Pengajar di Fakultas Ekonomi dan Bisnis Universitas Indonesia (FEB UI) ini pun menyebut Timur Tengah adalah sumber pendanaan yang layak untuk direngkuh. 

Langkah yang dilakukan Prabowo, termasuk soal penunjukan wamenlu khusus Dunia Islam ini, menurut Fithra, tak terlepas dari upaya menggaet investasi ini. 

Fithra pun bertutur, UI pernah membuat pemetaan pada 2015-2016, tentang negara-negara “non-tradisional” yang berpotensi menjadi sumber pendanaan bagi Indonesia.

Negara-negara non-tradisional yang dia maksud adalah di luar negara-negara Eropa, Amerika Serikat, dan China. 

“Buat beberapa wilayah Amerika Latin dan Teluk, potensi non-tradisional belum dimanfaatkan dengan baik selama ini,” ujar dia soal pemetaan tersebut. 

Khusus negara Teluk, imbuh Fithra, ada kedekatan ideologi tetapi selama ini belum ada yang optimal menjembatani. Kalaupun dari mereka sudah ada yang berminat berinvestasi ke Indonesia, lanjut dia, bisa jadi belum ada yang menanggapi juga.

Fithra melihat, penunjukan wamenlu yang menangani Dunia Arab—penyebutan lain yang dia pakai untuk kawasan Teluk dan Dunia Islam—ini memperlihatkan bahwa strategi Prabowo ke depan adalah forward looking, alias mencari kekuatan besar dunia untuk masuk ke Indonesia, termasuk dari Dunia Arab. 

Dunia Arab, menurut Fithra lebih besar dari Dunia Islam. Karena, kata dia, negara seperti Lebanon tidak semua penduduknya adalah muslim. 

Adapun soal dugaan strategi Prabowo adalah menggaet investor dari luar negeri bisa dibaca juga dari anjangsana yang sudah dilakukan bahkan sebelum Ketua Umum Partai Gerindra itu dilantik menjadi Presiden, baru menjadi Presiden terpilih. 

Menurut Fithra, terobosan Prabowo menunjuk Anis Matta sebagai wamenlu yang khusus membidangi kawasan Teluk ini patut diapresiasi. 

“Belum pernah ada yang begini. Penting sekali untuk eratkan hubungan dengan negara-negara Teluk,” tegas dia. 

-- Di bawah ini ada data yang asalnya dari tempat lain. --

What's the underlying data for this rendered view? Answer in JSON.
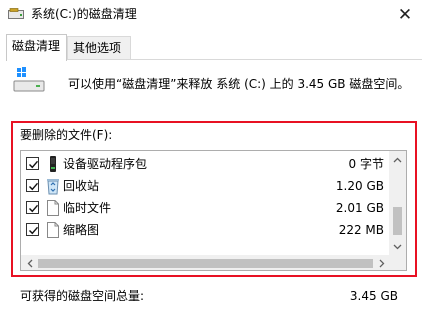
{
  "window": {
    "title": "系统(C:)的磁盘清理",
    "close_glyph": "✕"
  },
  "tabs": [
    {
      "label": "磁盘清理",
      "active": true
    },
    {
      "label": "其他选项",
      "active": false
    }
  ],
  "info": {
    "text": "可以使用“磁盘清理”来释放 系统 (C:) 上的 3.45 GB 磁盘空间。"
  },
  "files_to_delete": {
    "label": "要删除的文件(F):",
    "items": [
      {
        "name": "设备驱动程序包",
        "size": "0 字节",
        "checked": true,
        "icon": "driver-package-icon"
      },
      {
        "name": "回收站",
        "size": "1.20 GB",
        "checked": true,
        "icon": "recycle-bin-icon"
      },
      {
        "name": "临时文件",
        "size": "2.01 GB",
        "checked": true,
        "icon": "file-icon"
      },
      {
        "name": "缩略图",
        "size": "222 MB",
        "checked": true,
        "icon": "file-icon"
      }
    ]
  },
  "total": {
    "label": "可获得的磁盘空间总量:",
    "value": "3.45 GB"
  },
  "colors": {
    "highlight_border": "#e81123",
    "scrollbar_track": "#f0f0f0",
    "scrollbar_thumb": "#c1c1c1"
  }
}
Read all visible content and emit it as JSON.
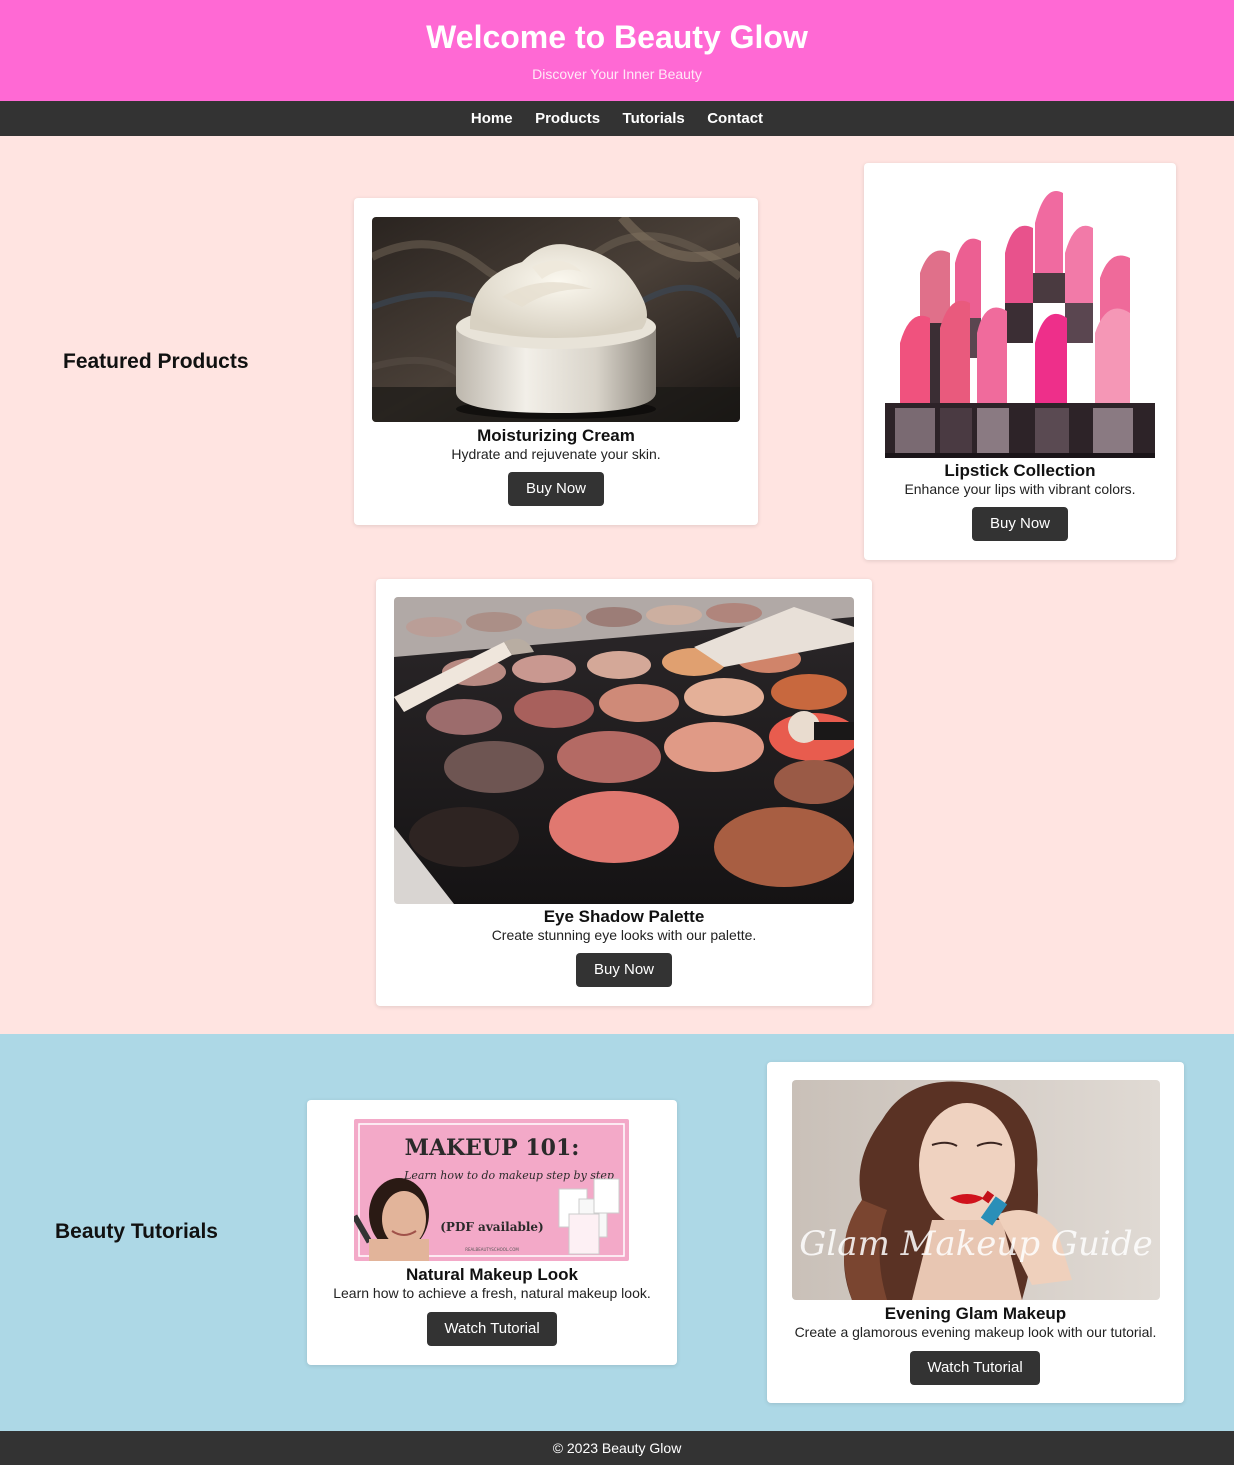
{
  "header": {
    "title": "Welcome to Beauty Glow",
    "subtitle": "Discover Your Inner Beauty"
  },
  "nav": {
    "items": [
      "Home",
      "Products",
      "Tutorials",
      "Contact"
    ]
  },
  "featured": {
    "title": "Featured Products",
    "products": [
      {
        "name": "Moisturizing Cream",
        "description": "Hydrate and rejuvenate your skin.",
        "button": "Buy Now"
      },
      {
        "name": "Lipstick Collection",
        "description": "Enhance your lips with vibrant colors.",
        "button": "Buy Now"
      },
      {
        "name": "Eye Shadow Palette",
        "description": "Create stunning eye looks with our palette.",
        "button": "Buy Now"
      }
    ]
  },
  "tutorials": {
    "title": "Beauty Tutorials",
    "items": [
      {
        "name": "Natural Makeup Look",
        "description": "Learn how to achieve a fresh, natural makeup look.",
        "button": "Watch Tutorial",
        "thumb_heading": "MAKEUP 101:",
        "thumb_script": "Learn how to do makeup step by step",
        "thumb_note": "(PDF available)",
        "thumb_url": "REALBEAUTYSCHOOL.COM"
      },
      {
        "name": "Evening Glam Makeup",
        "description": "Create a glamorous evening makeup look with our tutorial.",
        "button": "Watch Tutorial",
        "thumb_script": "Glam Makeup Guide"
      }
    ]
  },
  "footer": {
    "text": "© 2023 Beauty Glow"
  },
  "colors": {
    "header": "#ff69d4",
    "nav": "#333333",
    "featured_bg": "#ffe4e1",
    "tutorials_bg": "#add8e6",
    "button": "#333333"
  }
}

Karena, ungkap Fithra, yang selama ini bisa “memanfaatkan” potensi investasi negara-negara Teluk adalah Malaysia. Padahal, kata dia, potensi investasi dari Timur Tengah boleh dibilang berbatas langit alias tidak terbatas. 

“Apakah (di kita) masalahnya faktor diplomasi atau yang lain, (potensi ini) patut dikejar. Tinggal bagaimana kita bisa mengarahkan mereka ke sini,” kata Fithra. 

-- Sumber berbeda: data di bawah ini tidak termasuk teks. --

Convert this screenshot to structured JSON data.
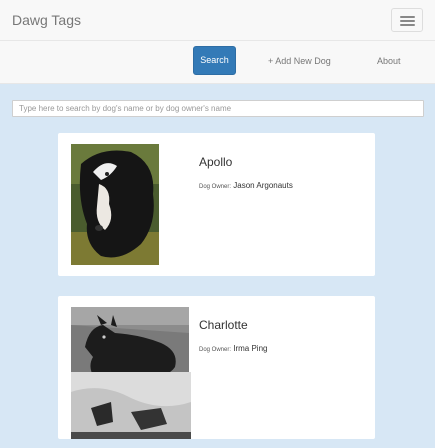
{
  "app": {
    "title": "Dawg Tags"
  },
  "nav": {
    "search_label": "Search",
    "add_label": "+ Add New Dog",
    "about_label": "About"
  },
  "search": {
    "placeholder": "Type here to search by dog's name or by dog owner's name"
  },
  "dogs": [
    {
      "name": "Apollo",
      "owner_label": "Dog Owner:",
      "owner": "Jason Argonauts"
    },
    {
      "name": "Charlotte",
      "owner_label": "Dog Owner:",
      "owner": "Irma Ping"
    }
  ],
  "icons": [
    "menu-icon"
  ],
  "colors": {
    "primary": "#337ab7",
    "background": "#d7e7f5"
  }
}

Dia pun menggambarkan, negara-negara “tradisional” penyumbang investasi bagi Indonesia saat ini cenderung tengah sibuk dengan urusan domestik. Entah itu China, apalagi Amerika Serikat. 

“Mereka banyak masalah domestik. Arah investasi China akan ke domestik ketimbang ke luar, perbaiki dalam negeri dulu. AS pun begitu,” ujar dia. 

Bila penunjukan Anis Matta sebagai wamenlu yang membidangi Dunia Arab ini memang bertema ekonomi, Fithra berpendapat bila memang bisa terwujud maka “easy money” akan ada di genggaman. 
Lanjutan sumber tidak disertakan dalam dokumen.